Oring, Elliott, and F.A. De Caro. “Riddles and Proverbs.” Folk Groups and Folklore Genres: An Introduction, Utah State University Press, Logan, UT, 1986, pp. 175–197. 

Día de los Muertos

Text:

AG: “In the Mexican culture, they believe that our ancestors that have passed come back to the land of the living for two nights. We build ofrendas, which are little, a shrine is not the right word, but you put all their favorite foods, pictures of them. Alter is a more colloquial term. 

In our culture, we believe that people die three deaths. The first is when we physically die, when our bodies just stop working, our hearts stop, whatever. The second is when we’re lowered into the ground and buried, so we’re out of sight, or cremated, I guess. And the third one is when there’s no one left to remember us. There’s three deaths or three phases of death.

Usually, my parents put up an alter and we put up pictures of people who have passed in our family with a bunch of flowers, candles, because the candle represents their spirit, essentially. Sometimes we’ll go to, they have a cemetery, called Hollywood Forever Cemetery, and they put a bunch of marigolds up. They do a bunch of alters, ofrendas all over, and you can just visit and pay your respects, and just really reflecting on the lives of the people who have come before.”

Context:

AG is a 20-year-old Mexican-American college student from Los Angeles. She celebrates this holiday, which falls on the first two days of November, with her family every year. On this holiday, the living reunite with the spirits of their deceased ancestors. AG said that in comparison to melancholic death rituals like funerals, Dìa de los Muertos is a happy event which celebrates the people who passed away rather than mourning their deaths. She explained that according to Mexican belief, the first two deaths, physical death and burial, are inevitable. However, the third death, which she describes as “dying in the land of the dead” where individuals “fade into oblivion,” can be avoided by remembering individuals who passed away. Dìa de los Muertos functions to prevent this final death, as AG explained, “you preserve their memory through storytelling, through folklore, thereby keeping them alive through their spirits.” 

Analysis:

I find the Mexican folk belief in a realm between life and obsolescence very compelling. Many ideologies delineate life and death as two incompatible states of being which never intersect, so that once a person has passed away, the living have no way of accessing them. This boundary blurring view of life and death places power into the hands of the living, so that there are specific things that they can do and practices that they can carry out in order to come into contact with their lost loved ones again.
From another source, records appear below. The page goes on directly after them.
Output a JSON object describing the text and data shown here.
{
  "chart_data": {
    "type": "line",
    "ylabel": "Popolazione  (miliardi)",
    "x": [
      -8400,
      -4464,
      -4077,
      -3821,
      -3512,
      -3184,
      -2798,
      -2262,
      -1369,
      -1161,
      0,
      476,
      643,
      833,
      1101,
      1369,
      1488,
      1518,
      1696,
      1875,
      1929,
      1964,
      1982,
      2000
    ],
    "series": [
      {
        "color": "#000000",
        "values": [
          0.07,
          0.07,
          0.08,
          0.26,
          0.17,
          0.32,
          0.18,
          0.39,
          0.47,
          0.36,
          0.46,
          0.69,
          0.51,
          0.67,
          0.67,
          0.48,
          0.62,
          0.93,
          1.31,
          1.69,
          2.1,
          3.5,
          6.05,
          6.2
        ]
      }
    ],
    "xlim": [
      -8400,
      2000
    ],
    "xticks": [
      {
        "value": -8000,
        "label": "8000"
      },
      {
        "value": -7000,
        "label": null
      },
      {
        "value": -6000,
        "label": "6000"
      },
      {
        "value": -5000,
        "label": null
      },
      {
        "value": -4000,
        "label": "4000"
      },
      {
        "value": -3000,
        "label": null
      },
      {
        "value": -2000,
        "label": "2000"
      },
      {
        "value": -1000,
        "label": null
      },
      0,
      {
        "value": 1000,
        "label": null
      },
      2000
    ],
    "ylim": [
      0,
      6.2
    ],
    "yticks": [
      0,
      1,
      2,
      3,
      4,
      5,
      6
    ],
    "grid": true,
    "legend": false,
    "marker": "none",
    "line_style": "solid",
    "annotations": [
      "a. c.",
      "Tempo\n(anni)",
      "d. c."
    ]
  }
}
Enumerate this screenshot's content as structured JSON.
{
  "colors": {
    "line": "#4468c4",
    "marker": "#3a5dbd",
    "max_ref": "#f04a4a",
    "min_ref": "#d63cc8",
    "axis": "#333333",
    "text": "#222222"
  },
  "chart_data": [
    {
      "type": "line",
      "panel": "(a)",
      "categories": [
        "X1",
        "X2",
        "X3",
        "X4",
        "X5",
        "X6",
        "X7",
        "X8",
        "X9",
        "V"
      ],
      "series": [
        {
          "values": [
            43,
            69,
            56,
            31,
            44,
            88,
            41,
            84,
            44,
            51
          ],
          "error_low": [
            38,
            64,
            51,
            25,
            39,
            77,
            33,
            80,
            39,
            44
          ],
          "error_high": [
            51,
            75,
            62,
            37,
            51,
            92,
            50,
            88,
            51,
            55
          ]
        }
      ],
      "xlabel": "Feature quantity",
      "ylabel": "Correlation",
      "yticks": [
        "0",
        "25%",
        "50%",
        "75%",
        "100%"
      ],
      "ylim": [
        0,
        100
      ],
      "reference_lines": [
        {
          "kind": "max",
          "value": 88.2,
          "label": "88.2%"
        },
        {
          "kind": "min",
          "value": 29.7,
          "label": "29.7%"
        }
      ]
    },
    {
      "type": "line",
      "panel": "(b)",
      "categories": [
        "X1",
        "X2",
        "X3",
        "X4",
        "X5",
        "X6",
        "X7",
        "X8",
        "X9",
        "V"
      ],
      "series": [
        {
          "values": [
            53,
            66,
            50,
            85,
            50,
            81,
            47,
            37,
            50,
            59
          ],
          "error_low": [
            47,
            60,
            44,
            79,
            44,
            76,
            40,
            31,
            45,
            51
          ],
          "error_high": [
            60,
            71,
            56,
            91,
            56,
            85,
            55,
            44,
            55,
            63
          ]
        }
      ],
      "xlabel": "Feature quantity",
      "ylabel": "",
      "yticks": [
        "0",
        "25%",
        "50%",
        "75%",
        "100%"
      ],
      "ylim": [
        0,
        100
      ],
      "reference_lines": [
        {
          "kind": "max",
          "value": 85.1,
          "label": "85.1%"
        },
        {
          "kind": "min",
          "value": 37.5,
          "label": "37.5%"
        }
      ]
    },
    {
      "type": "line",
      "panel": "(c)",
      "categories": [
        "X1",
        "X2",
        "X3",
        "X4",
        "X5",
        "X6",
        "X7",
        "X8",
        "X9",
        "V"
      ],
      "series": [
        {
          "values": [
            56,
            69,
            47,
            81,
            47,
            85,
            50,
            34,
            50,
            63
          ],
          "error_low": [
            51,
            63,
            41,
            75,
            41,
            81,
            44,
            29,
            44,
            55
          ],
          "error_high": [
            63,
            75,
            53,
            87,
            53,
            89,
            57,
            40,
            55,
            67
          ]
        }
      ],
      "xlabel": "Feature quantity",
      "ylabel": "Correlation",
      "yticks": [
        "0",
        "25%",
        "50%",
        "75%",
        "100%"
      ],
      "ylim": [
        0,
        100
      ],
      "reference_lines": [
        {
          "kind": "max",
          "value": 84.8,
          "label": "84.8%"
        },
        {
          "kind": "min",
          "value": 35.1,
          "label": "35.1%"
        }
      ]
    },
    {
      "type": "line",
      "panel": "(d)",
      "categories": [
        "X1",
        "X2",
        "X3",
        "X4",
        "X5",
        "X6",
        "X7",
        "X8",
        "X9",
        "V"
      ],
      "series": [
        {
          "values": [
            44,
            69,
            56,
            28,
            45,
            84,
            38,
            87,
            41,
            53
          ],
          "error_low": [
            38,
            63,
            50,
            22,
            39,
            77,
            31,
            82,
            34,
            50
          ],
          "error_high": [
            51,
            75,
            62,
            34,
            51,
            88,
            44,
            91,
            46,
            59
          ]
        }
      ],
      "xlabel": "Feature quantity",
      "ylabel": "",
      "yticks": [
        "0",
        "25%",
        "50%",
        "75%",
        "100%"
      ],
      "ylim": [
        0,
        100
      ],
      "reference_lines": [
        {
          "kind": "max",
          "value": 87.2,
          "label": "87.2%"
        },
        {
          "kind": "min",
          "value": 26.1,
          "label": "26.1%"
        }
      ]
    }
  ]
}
This power of being able to reconnect with the dead comes with responsibilities, however, where one must continually honor and memorialize their loved one’s lives if they want to maintain this connection. The insistence upon keeping a person’s memory alive after their passing, which prevents the deceased from entering the third stage of death and disappearing, conveys how deeply one’s ancestry and elders are valued and respected in Mexican culture.

Dìa de los Muertos exemplifies the ritualization of liminality, where specific traditions and extraordinary practices are carried out at the time that the realm of the dead and the realm of the living overlap. That the holiday is comprised more of celebration than of mourning shows the comfort found in the belief that physical death doesn’t mean spiritual death.